When Chipotle took a dive in late 2015, this was not because the world stopped eating burritos! In fact, one could argue a burrito restaurant could be worth more after Chipotle's stock dip because people need to get their fix from somewhere. Those with a stronger understanding of market behavior and those without the right financial advisor could be at a respective advantage and disadvantage in dealings like these.
3) Asset Valuation Method
Sometimes, it's just time to call it quits. If a restaurant had a bad publicity scare it could not recover from or if years of poor service resulted in no loyal customers, a restaurant may be worth nothing.
But the material in the restaurant could be.
Asset valuation just looks at the worth of a restaurant based on its assets and minus its liabilities. If all the tangible assets a business owns equate to $30,000, that is the asset-based valuation for the business.
It's relatively straightforward and tends to be the lowest a business is worth. In the end, if an investor tries to revamp the restaurant, but to no avail, they could theoretically break even on their investment by selling the supplies one-off. It's also an easy way for a new owner to enter the industry due to low acquisition cost of used materials.
For the seller, this is essentially throwing in the towel and acknowledging your business failed. For the buyer, it's an uphill battle for re-branding and re-building.
Neither of these hindrances can be seen as "unfair," but it's important to know both parties aren't getting any extra benefit from this deal - just the bare bones.
Whether you're buying or selling a restaurant business, make sure to try out a few of these methods to understand the price floor and ceiling you should consider when it comes to the restaurant's valuation.
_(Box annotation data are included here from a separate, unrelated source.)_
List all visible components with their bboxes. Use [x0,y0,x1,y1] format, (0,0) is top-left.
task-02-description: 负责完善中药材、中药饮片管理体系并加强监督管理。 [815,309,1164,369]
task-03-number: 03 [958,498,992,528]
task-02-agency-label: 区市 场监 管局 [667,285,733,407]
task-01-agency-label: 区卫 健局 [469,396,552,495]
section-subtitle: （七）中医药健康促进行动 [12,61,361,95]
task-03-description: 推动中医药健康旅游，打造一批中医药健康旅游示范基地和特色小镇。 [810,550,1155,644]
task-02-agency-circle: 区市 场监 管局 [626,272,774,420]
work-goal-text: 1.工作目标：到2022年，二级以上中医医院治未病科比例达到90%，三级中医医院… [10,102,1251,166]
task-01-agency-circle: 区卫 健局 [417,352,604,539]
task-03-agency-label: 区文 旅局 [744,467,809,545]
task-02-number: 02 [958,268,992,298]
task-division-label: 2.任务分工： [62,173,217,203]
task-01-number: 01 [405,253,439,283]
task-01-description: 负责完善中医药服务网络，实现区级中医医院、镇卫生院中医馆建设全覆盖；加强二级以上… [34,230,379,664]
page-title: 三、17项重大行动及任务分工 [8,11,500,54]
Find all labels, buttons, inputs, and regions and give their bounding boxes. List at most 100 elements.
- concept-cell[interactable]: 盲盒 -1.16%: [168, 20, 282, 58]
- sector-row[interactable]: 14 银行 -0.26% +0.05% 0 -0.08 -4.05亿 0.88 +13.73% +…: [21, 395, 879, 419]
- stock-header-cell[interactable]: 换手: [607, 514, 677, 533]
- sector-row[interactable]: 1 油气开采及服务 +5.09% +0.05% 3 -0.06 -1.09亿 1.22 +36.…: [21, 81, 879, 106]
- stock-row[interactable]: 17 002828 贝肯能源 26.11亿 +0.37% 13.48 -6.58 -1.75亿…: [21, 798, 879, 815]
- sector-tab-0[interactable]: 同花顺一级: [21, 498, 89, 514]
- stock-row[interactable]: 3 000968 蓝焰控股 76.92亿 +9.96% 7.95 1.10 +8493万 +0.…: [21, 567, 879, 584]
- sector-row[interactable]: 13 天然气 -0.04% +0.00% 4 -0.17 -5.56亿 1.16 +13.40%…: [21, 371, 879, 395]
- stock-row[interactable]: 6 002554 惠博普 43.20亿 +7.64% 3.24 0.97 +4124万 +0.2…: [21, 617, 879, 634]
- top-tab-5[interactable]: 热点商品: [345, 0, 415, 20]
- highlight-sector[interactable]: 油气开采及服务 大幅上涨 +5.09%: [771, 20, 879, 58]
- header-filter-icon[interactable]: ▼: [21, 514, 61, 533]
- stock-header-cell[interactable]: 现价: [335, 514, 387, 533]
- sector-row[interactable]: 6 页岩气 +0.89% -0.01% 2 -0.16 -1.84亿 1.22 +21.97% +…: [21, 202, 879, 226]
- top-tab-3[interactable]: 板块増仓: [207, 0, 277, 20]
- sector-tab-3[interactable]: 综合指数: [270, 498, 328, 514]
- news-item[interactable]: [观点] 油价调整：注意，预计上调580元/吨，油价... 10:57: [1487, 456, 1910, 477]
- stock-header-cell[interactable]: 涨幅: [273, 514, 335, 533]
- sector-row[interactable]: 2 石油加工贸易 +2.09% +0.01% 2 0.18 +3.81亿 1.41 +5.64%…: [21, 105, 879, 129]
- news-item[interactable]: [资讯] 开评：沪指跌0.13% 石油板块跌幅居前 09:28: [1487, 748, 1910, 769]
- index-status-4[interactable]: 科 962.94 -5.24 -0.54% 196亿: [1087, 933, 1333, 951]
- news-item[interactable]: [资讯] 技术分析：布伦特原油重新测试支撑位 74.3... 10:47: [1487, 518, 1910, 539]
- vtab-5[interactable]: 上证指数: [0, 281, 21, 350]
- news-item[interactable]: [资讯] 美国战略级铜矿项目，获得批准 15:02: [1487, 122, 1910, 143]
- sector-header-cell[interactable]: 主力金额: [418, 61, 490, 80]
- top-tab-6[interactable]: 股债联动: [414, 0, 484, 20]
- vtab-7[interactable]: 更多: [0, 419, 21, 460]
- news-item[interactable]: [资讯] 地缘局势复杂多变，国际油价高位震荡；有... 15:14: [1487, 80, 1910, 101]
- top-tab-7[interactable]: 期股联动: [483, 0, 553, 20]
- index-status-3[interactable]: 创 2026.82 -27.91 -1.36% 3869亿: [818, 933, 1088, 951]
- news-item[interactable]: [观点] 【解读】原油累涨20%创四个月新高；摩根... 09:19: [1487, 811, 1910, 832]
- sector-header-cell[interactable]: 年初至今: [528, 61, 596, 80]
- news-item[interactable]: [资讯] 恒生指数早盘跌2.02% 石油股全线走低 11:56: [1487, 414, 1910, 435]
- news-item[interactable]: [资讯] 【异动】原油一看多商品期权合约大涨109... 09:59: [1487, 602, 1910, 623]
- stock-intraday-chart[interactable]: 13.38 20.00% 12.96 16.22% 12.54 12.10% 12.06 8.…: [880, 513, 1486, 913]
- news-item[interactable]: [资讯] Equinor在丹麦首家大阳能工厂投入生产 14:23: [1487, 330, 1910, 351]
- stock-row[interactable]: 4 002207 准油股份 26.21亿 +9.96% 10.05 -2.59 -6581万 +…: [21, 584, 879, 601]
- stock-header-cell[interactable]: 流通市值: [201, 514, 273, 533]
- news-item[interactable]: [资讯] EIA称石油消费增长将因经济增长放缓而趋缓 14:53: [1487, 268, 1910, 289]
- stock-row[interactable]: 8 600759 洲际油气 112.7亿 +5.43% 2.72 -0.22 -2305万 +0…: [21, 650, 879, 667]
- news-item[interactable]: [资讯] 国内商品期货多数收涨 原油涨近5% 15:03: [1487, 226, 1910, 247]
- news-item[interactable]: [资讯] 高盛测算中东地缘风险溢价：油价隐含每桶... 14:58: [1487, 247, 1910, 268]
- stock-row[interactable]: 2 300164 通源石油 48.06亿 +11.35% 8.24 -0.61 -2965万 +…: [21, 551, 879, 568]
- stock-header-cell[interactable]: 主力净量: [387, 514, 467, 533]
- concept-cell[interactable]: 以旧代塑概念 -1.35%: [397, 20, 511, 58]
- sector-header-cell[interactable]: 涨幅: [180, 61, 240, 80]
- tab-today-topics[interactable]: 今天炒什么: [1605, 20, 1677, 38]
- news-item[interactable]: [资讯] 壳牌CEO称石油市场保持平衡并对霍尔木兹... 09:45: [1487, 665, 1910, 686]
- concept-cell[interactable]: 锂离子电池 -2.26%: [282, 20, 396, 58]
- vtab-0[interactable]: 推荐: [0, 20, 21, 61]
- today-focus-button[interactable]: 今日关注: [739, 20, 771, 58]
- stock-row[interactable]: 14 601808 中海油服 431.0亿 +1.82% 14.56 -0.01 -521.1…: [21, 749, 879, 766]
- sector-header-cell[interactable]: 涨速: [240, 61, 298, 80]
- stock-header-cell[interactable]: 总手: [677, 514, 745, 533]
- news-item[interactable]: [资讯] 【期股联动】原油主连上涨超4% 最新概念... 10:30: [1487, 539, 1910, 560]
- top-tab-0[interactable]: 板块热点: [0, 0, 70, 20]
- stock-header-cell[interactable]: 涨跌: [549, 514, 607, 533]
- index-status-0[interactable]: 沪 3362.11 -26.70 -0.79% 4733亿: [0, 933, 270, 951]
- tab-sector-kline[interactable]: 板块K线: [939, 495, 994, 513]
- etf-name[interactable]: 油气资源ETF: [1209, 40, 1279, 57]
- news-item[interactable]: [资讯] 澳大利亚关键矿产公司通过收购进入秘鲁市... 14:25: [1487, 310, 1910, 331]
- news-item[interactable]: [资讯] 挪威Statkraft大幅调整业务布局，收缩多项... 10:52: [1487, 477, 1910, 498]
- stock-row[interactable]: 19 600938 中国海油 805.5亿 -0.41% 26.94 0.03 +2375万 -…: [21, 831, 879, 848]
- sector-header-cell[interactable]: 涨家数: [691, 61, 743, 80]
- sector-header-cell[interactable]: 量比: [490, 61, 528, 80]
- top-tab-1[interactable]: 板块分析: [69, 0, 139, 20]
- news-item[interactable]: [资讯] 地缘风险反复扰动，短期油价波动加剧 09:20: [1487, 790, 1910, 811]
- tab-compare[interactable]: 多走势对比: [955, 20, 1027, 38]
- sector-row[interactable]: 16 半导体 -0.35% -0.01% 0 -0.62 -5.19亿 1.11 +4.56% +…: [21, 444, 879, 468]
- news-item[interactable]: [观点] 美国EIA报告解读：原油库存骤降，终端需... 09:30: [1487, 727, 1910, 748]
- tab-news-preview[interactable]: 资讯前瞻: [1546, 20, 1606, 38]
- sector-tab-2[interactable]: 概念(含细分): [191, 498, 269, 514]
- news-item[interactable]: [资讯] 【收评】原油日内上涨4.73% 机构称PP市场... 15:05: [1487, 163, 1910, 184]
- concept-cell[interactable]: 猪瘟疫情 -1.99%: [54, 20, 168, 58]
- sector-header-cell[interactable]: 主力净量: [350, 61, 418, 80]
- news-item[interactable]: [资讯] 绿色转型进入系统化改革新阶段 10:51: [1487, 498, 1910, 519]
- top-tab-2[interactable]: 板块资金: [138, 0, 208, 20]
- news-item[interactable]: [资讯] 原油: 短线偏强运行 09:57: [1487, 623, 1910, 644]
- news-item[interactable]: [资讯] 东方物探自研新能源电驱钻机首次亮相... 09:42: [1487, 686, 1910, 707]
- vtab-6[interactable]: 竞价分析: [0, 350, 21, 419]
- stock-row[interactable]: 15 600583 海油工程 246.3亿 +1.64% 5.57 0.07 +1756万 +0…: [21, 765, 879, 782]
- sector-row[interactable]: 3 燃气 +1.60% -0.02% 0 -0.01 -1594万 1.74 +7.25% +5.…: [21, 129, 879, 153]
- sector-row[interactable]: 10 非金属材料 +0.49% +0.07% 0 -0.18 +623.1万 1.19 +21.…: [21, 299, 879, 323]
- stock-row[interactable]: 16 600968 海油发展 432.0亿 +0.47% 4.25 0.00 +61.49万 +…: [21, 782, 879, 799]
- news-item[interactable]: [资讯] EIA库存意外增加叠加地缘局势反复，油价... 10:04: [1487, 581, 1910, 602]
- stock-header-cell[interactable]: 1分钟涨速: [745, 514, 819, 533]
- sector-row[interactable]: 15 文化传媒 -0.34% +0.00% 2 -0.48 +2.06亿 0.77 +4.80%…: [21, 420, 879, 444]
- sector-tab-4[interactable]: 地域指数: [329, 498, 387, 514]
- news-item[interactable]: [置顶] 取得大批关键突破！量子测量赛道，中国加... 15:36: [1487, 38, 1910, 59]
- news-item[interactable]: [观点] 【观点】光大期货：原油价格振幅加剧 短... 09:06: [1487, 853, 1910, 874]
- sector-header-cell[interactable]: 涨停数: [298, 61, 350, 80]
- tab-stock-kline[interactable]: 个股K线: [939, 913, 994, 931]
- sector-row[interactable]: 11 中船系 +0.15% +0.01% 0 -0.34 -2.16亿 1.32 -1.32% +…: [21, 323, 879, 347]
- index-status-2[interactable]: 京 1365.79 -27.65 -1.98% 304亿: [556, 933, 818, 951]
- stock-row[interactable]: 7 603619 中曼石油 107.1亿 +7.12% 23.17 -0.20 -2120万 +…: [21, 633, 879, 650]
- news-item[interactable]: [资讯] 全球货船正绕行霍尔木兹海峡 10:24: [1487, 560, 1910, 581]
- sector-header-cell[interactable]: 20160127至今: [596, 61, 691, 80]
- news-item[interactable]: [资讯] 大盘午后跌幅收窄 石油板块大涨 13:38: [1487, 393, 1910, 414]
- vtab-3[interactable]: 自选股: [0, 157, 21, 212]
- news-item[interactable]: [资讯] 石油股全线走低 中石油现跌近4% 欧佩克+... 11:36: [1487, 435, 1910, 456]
Every restaurant is different, and therefore, the valuation will vary based on countless considerations.
Internal factors such as sales, profit margins, and customer loyalty, and external factors like the market and the economy impact the history and the future of sales performance. Before fronting hundreds of thousands (or even millions) of dollars, go over all of these aspects and consider consulting a financial professional to make sure the sale is fair and the deal will be beneficial to both parties.